There are three parties to every surety bond agreement, which is a legally binding contract:

  • The “obligee” is the state or local agency requiring the surety bond.
  • The “principal” is the party required to purchase the bond.
  • The “surety” is the company underwriting and issuing the bond.
  • The obligee sets the required amount of the bond, which is the maximum amount that will be paid out on a claim. The obligee also spells out the conduct required of the principal in order to avoid claims against the surety bond.

Any party who suffers a financial loss because the principal has violated the terms of the bond has the right to file a claim against the bond. The principal is solely responsible for paying all valid claims.

However, the surety will often pay a claim and wait to be reimbursed by the principal. This ensures timely settlement of the claim and gives the principal some time to gather the necessary funds.

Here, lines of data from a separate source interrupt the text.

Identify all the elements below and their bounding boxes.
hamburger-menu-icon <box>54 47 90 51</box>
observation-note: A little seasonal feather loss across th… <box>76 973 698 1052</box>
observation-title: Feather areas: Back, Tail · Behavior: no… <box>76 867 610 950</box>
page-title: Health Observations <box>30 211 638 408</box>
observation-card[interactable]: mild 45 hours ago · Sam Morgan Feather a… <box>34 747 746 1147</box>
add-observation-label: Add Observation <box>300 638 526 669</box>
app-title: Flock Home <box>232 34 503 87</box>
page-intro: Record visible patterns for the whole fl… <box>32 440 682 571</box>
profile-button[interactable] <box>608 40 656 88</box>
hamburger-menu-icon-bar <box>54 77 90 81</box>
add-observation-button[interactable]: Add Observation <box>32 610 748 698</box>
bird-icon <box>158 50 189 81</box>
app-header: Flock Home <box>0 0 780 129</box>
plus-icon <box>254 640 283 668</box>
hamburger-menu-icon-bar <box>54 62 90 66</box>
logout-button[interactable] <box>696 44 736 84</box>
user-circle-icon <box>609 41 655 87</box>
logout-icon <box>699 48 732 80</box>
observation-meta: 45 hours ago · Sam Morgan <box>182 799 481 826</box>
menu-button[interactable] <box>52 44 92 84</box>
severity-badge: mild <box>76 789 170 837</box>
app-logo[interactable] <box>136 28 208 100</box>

What the principal in a bond agreement actually pays for a surety bond is a small percentage of the required bond amount established by the obligee. That percentage, known as the premium rate, is determined by the surety company based on the applicant’s credit score and other indicators of the likelihood of claims being filed against the bond. Those with good credit can expect a rate of 1-3%. Those with poorer credit may pay a higher premium.
No claim against a bond will be paid until the surety company has investigated and determined that it is valid. After making payment to a claimant, the surety company will demand reimbursement from the principal.